Until just a week ago, VVMF did not have photographs of all Kershaw County servicemen who died in Vietnam to place on the digital Wall of Faces. As Post 17 historian, I sincerely thank all the local citizens who aided in our post’s efforts to complete the record by searching for the missing two images. All 10 servicemen on The Wall that are recognized by the National Archives as being from Kershaw County are now matched with a photograph and identification on the digital Wall of Faces.
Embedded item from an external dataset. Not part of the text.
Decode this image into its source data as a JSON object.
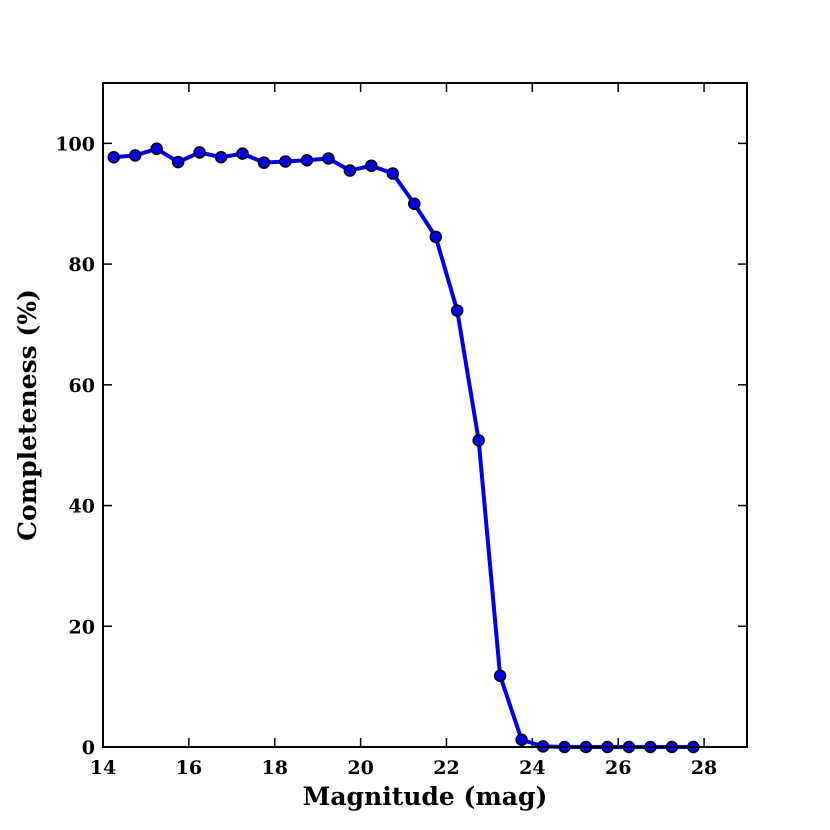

Names of the 10 identified from Kershaw County, with dates of death and branch of service, are as follows:

Grover Coleman Bowers Jr., of Westville. January 11, 1970. Army

Michael Lynn Christmas of Camden. May 6, 1969. Army

Terry Shavon Hearon of Lugoff. May 12, 1967. Marines

Matthew Hough of Bethune. February 23, 1966. Army

John Larry Jeffers of Camden. July 25, 1967. Army

Eugene Nelson of Lugoff. March 14, 1968. Navy

Wylie Oria Phillips of Kershaw. December 30, 1967. Army

Harry Lee Sowell Jr., of Kershaw. April 23, 1968. Army

Jerry Whitaker of Camden. May 10, 1968. Marines

Daniel Williams III of Camden. February 18, 1968. Army

Assistance will be available at TWTH for a visitor wishing to locate names of family or friends. Photos are permitted, and rubbings of names may be made.

There is no admission charge to visit TWTH or its companion mobile education center. The presence of TWTH is a long-planned gift to our community from James Leroy Belk American Legion Post 17, the city of Camden, Kershaw County, and Historic Camden Revolutionary War Site. Camden is the only 2018 host site in South Carolina for TWTH.